Micrograph of a colon cancer organoid culture

Micrograph of a colon cancer organoid culture.Credit: Dr Torsten Wittmann/SPL

Gene therapy — which aims to treat genetic conditions by altering the genes that underlie the problem — has had something of a turbulent history. When it was first mooted half a century ago, researchers were enthusiastic about the prospect of treating the underlying causes, rather than just the symptoms, of persistent and complex genetic disorders. Then came the recognition that changing the DNA of a sufficient number of cells in an organ to create meaningful results was an uphill struggle. Now, however, scientists are finally making headway and bringing gene therapy out of its ‘dark age’.

This renewed progress is representative of where the biomedical sciences now finds itself more generally. Long-pursued innovations are finally maturing to become game-changers. Organoids, complex 3D multi-cell tissues, are changing how in vitro experiments are performed, for example, giving scientists a more accurate picture of how biological processes might play out in real organs. Organoid research is also helping to plug the gaps in the study of diseases for which suitable animal models are lacking.
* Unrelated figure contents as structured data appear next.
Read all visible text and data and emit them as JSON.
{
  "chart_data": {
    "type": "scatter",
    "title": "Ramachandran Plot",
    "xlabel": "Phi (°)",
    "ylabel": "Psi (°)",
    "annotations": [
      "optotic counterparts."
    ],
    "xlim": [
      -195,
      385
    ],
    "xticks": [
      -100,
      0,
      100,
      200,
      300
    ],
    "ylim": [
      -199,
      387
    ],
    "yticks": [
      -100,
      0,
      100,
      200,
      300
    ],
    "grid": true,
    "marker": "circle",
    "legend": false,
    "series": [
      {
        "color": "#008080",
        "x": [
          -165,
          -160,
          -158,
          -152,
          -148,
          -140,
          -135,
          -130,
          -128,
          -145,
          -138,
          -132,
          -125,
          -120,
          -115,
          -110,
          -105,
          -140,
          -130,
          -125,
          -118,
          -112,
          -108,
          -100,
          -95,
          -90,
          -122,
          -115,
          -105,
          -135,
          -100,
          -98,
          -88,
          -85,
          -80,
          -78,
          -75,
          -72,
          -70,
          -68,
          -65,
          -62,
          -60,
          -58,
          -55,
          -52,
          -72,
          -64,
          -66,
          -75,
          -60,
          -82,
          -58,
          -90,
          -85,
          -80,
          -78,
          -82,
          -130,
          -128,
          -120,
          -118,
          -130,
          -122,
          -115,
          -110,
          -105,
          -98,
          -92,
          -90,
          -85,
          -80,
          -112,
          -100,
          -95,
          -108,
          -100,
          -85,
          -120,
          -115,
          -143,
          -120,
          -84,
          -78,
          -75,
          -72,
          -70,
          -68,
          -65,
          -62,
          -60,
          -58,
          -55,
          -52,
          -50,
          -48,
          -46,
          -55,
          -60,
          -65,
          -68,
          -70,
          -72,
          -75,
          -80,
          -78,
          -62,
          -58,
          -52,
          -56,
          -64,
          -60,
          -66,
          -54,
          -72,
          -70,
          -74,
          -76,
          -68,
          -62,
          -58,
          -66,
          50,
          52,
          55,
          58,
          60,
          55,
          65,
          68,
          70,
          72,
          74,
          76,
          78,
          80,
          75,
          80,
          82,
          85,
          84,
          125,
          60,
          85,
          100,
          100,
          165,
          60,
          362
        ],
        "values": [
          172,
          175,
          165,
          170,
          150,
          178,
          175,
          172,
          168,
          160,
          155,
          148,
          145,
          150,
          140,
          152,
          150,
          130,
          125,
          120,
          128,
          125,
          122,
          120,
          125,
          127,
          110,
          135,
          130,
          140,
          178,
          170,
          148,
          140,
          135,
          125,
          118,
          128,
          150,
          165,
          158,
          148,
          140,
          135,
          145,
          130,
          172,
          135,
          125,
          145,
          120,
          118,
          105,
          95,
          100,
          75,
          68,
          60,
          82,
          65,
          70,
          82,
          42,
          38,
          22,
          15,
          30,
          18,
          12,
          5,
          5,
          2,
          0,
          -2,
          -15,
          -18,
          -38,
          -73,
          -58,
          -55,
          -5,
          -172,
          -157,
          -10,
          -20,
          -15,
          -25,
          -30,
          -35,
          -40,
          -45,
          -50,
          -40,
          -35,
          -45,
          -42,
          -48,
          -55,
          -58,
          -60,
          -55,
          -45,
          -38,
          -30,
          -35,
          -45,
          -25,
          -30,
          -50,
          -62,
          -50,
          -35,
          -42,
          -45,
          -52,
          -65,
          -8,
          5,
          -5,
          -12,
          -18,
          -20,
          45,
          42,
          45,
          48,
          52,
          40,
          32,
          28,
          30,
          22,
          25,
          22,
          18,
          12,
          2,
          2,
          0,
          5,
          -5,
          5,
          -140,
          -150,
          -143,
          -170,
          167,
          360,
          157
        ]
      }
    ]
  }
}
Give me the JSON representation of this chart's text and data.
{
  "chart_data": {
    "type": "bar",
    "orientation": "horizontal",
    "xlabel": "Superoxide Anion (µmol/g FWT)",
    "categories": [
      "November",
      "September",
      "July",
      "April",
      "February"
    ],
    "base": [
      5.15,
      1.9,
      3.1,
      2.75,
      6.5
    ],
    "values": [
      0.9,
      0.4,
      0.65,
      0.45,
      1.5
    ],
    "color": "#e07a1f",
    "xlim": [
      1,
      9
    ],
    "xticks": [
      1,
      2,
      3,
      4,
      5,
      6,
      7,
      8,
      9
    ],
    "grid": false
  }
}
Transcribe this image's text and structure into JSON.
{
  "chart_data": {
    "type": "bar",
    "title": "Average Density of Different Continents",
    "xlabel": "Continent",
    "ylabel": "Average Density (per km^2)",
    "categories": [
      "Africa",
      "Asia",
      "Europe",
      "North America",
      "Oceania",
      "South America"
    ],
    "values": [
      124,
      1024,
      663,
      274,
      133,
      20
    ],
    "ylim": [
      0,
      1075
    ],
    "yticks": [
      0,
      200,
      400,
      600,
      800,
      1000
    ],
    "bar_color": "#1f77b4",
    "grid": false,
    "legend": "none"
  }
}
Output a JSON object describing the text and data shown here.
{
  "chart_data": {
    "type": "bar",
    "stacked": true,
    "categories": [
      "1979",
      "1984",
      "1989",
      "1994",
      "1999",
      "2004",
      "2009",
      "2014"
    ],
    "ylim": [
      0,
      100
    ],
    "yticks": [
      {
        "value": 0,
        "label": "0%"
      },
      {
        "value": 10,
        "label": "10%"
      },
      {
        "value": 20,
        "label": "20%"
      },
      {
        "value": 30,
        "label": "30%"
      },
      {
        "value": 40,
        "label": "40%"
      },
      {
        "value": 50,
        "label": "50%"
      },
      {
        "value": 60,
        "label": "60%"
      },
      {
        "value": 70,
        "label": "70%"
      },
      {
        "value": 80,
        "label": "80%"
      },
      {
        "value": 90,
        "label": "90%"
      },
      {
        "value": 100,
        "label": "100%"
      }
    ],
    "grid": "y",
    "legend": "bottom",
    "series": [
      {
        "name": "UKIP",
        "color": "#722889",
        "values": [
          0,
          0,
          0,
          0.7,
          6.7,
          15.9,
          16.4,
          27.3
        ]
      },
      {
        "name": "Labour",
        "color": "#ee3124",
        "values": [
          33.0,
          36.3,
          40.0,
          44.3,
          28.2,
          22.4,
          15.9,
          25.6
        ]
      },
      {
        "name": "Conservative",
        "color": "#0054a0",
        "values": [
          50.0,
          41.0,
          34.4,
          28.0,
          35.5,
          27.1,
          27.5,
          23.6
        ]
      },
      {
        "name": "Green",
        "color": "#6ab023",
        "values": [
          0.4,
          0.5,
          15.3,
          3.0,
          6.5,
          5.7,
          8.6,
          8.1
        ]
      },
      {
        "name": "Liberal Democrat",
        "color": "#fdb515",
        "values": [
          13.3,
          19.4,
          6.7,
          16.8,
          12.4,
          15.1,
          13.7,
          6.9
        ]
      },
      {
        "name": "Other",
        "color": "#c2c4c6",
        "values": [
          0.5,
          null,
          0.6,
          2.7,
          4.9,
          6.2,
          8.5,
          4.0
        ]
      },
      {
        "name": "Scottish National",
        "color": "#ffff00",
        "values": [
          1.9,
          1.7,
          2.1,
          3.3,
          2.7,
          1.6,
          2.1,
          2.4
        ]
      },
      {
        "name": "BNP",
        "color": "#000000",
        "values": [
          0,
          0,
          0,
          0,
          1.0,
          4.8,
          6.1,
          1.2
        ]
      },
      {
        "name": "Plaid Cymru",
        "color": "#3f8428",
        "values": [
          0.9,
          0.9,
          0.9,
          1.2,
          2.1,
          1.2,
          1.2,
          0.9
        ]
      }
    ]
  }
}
Optimism in the field is enhanced by the successes in finding vaccines to counter COVID-19. In this supplement, we use the Nature Index Share metric to show how the output of biomedical research has varied across different countries and territories during the pandemic.

There is cause for pessimism in other areas of biomedical research. Antimicrobial resistance, for example, is a stubborn problem. The zeal from policymakers, funders and pharmaceutical firms searching for a COVID-19 vaccine is lacking in the hunt to find new antibiotics. Unless this situation changes, experts warn that infections caused by resistant strains of bacteria could be causing 10 million deaths per year by 2050.